Military Update

Top doc's focus is troop health, not higher fees

By $content.organization.value.toUpperCase() Published: October 28, 2010

Dr. George Peach Taylor, Jr., says he doesn’t yet know if President Obama’s defense budget for fiscal 2012 will propose higher Tricare fees for military retirees or any other group.

If past budget requests are any guide, higher Tricare fees could be proposed. Perhaps a more deficit-conscious Congress will be receptive.

But in a phone interview, Taylor, who serves temporarily as the Defense Department’s top health official, mostly discussed higher priorities for both he and Secretary of Defense Robert Gates. These priorities included sustaining wartime medical support, improving wounded warrior care and coordinating better delivery of health services.

Intentionally or not, Taylor’s list of top challenges made the prospect of unfreezing beneficiary fees for the first time since 1995 seem almost incidental.

The health system’s top priority, said Taylor, is ensuring that fighting forces have the medical teams on scene that they need — teams that are properly equipped, properly staffed and have the most advanced technology and procedures available anywhere.

A second priority is that servicemembers get the best possible care to recover from injuries, particularly lost limbs, traumatic brain injury and post-traumatic stress disorder.

For amputees, Taylor noted the extraordinary gains in prosthetics but also in the work of the Armed Forces Institute of Regenerative Medicine and partners like Wake Forest University so that, perhaps within a decade or even five years, they “can actually build new fingers and new ears, new noses and new toes, new feet and, eventually, new legs.”

Taylor, a retired three-star officer and former Air Force surgeon general, is deputy assistant secretary for force health protection and readiness. But until Congress confirms Dr. Jonathan Woodson, Obama’s nominee to be assistant secretary of defense for health affairs, Taylor is performing those duties. He is Gates’ principal health advisor on health budget and policy, including Tricare.

On whether higher Tricare fees are in the offing, Taylor said, “Every year for most of the years I’ve been around, the department has proposed changes to the benefit structure.”

Congress has blocked most attempts to raise out-of-pocket Tricare costs, even for working-age retirees and their families.

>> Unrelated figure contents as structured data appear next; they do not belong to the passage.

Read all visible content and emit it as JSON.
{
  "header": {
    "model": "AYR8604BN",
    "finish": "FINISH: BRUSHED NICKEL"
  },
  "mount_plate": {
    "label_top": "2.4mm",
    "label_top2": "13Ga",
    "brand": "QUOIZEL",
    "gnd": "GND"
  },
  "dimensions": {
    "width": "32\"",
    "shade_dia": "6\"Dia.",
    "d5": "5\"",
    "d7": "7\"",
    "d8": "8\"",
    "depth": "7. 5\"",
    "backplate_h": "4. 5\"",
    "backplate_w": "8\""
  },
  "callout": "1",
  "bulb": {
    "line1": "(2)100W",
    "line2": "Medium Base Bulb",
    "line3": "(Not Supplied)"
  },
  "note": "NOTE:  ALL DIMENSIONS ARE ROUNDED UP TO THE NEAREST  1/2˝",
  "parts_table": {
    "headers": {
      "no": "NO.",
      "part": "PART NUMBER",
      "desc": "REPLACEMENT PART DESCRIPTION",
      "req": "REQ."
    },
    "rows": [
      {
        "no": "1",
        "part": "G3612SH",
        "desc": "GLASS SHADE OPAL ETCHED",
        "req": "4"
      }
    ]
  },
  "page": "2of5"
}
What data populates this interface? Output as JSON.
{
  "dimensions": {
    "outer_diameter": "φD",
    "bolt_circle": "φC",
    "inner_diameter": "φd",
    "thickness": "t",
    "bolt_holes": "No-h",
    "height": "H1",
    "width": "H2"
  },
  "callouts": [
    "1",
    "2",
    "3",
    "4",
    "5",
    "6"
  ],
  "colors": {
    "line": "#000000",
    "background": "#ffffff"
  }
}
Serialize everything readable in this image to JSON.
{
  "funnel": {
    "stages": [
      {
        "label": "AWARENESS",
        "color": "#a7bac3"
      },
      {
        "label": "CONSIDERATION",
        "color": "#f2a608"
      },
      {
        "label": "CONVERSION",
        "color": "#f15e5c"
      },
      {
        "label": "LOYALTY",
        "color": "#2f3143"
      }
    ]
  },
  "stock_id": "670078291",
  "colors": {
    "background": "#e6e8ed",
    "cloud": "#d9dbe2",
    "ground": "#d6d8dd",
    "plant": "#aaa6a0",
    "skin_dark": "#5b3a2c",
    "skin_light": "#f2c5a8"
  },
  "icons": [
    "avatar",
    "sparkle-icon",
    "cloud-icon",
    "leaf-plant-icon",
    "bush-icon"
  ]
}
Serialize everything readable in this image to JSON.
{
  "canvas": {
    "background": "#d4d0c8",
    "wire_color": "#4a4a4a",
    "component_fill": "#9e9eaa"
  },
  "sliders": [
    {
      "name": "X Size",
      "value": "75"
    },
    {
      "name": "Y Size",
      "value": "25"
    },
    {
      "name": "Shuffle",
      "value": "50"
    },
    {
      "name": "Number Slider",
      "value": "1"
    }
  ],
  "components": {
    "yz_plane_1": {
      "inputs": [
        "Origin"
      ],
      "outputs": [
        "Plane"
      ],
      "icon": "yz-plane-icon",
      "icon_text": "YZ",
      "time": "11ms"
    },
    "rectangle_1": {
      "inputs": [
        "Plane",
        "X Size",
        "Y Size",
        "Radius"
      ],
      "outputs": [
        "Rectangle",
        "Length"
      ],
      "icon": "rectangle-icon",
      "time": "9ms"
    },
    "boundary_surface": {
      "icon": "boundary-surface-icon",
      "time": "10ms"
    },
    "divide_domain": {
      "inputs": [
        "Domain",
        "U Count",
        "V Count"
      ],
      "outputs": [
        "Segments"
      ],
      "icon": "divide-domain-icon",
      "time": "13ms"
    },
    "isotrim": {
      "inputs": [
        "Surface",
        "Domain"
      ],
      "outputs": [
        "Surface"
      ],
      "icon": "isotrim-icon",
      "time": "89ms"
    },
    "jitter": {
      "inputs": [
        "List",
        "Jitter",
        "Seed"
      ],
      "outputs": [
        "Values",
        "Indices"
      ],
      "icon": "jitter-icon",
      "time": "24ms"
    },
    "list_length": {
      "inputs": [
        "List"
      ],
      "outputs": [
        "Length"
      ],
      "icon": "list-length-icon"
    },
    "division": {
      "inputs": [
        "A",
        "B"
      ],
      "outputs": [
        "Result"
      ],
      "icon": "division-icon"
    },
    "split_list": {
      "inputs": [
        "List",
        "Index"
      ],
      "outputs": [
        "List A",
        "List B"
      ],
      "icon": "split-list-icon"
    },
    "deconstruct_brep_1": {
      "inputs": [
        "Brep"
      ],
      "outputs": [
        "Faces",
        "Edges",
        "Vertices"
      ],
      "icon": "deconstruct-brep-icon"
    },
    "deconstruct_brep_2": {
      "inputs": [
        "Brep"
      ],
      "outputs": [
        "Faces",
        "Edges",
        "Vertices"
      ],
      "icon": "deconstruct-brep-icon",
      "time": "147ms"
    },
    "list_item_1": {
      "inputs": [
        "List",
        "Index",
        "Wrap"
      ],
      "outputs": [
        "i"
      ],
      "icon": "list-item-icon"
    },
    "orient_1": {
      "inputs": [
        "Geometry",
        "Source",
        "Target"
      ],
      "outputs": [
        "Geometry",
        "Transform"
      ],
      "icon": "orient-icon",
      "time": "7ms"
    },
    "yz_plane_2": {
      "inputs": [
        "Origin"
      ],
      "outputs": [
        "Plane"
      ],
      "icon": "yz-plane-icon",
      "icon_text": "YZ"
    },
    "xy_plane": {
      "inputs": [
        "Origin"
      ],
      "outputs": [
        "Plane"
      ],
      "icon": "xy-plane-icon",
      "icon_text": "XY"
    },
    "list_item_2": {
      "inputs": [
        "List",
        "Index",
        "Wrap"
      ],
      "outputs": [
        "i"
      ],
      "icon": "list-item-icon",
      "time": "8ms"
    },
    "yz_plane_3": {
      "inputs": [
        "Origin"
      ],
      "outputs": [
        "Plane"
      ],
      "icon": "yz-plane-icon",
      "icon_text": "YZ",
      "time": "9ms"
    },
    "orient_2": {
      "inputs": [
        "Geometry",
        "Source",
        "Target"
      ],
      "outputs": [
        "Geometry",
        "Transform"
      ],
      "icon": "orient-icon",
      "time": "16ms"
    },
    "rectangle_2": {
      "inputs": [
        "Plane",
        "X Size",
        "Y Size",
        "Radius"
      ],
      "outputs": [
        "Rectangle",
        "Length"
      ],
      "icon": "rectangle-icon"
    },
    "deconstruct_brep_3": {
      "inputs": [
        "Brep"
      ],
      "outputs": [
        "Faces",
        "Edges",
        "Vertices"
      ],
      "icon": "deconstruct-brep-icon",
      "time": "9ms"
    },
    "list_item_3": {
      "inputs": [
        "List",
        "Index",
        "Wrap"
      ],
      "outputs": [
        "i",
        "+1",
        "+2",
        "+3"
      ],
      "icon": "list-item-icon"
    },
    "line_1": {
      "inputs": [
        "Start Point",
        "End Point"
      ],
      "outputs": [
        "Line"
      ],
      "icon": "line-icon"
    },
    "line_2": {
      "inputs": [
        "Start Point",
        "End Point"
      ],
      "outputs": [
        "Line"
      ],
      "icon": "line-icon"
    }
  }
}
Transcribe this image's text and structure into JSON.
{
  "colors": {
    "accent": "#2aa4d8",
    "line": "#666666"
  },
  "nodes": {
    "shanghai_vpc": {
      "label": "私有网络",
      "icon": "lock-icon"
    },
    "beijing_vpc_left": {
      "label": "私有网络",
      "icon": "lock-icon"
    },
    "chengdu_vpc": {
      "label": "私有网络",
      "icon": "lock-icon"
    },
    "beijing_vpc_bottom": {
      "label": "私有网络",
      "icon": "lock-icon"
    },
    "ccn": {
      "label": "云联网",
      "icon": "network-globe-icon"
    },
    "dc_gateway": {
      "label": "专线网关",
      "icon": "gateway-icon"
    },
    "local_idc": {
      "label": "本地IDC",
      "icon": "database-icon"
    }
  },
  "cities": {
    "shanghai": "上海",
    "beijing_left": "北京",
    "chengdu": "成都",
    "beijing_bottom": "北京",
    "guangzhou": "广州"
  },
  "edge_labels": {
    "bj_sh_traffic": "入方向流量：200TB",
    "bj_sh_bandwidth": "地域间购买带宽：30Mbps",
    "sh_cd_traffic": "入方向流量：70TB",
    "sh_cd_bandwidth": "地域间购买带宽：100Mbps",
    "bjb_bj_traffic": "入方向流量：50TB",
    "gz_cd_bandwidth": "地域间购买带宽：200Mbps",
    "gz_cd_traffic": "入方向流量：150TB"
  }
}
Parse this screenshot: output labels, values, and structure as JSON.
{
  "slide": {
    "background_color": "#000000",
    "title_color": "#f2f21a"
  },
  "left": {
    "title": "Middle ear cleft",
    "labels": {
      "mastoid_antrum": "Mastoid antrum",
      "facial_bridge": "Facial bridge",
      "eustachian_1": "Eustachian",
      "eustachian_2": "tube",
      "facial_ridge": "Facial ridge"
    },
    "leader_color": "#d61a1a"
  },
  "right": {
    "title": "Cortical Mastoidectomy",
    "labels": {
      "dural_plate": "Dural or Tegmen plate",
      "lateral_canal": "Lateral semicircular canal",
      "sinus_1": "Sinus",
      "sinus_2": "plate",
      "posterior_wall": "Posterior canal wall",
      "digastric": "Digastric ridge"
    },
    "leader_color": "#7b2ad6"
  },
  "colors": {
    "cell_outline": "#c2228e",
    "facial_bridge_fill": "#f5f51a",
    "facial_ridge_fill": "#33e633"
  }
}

But some key lawmakers are signaling it may be time to allow modest fee hikes.

At a Sept. 28 armed services committee hearing, ranking Republican Sen. John McCain, R-Ariz., seemed to be setting the table, asking Deputy Defense Secretary Bill Lynn, “Isn’t the biggest cost escalation to DOD today in health care?”

Lynn conceded medical costs are the “largest account … growing at a substantial pace” and that in “the fiscal year 2012 budget I think we will be proposing to Congress some ideas about how to restrain health care costs.”

Pressed by McCain, Lynn agreed health costs are growing “dramatically,” in some recent years by 10 percent or higher.

That same day, at a breakfast meeting with reporters, Adm. Mike Mullen, chairman of the Joint Chiefs, called rising healthcare costs “unsustainable” and said, after 15 years, it’s time to raise Tricare fees.

A few days later the Office of Personnel Management announced health insurance premiums paid by federal civilian workers and retirees will jump in 2011 an average of 7.2 percent. That could apply more political pressure on Congress to accept some sort of Tricare fee increase.

What might be proposed for the fiscal 2012 budget is still “in department negotiations,” Taylor said. He said he doesn’t yet know what DoD will sign out, or what the White House will accept.

“It’s quite possible the budget won’t contain any benefit changes,” Taylor said. Or “in terms of the core enrollment benefit, it could be that it will contain some pharmacy benefit changes.”

Taylor noted that Gates is “on record that health care costs are eating us alive and we need to do something about it. There are only limited things you can do. ... You can decrease the total number of people that you have; you can change the benefit; you can change the use (of the benefit) and, lastly, the actual technology or state of medicine.”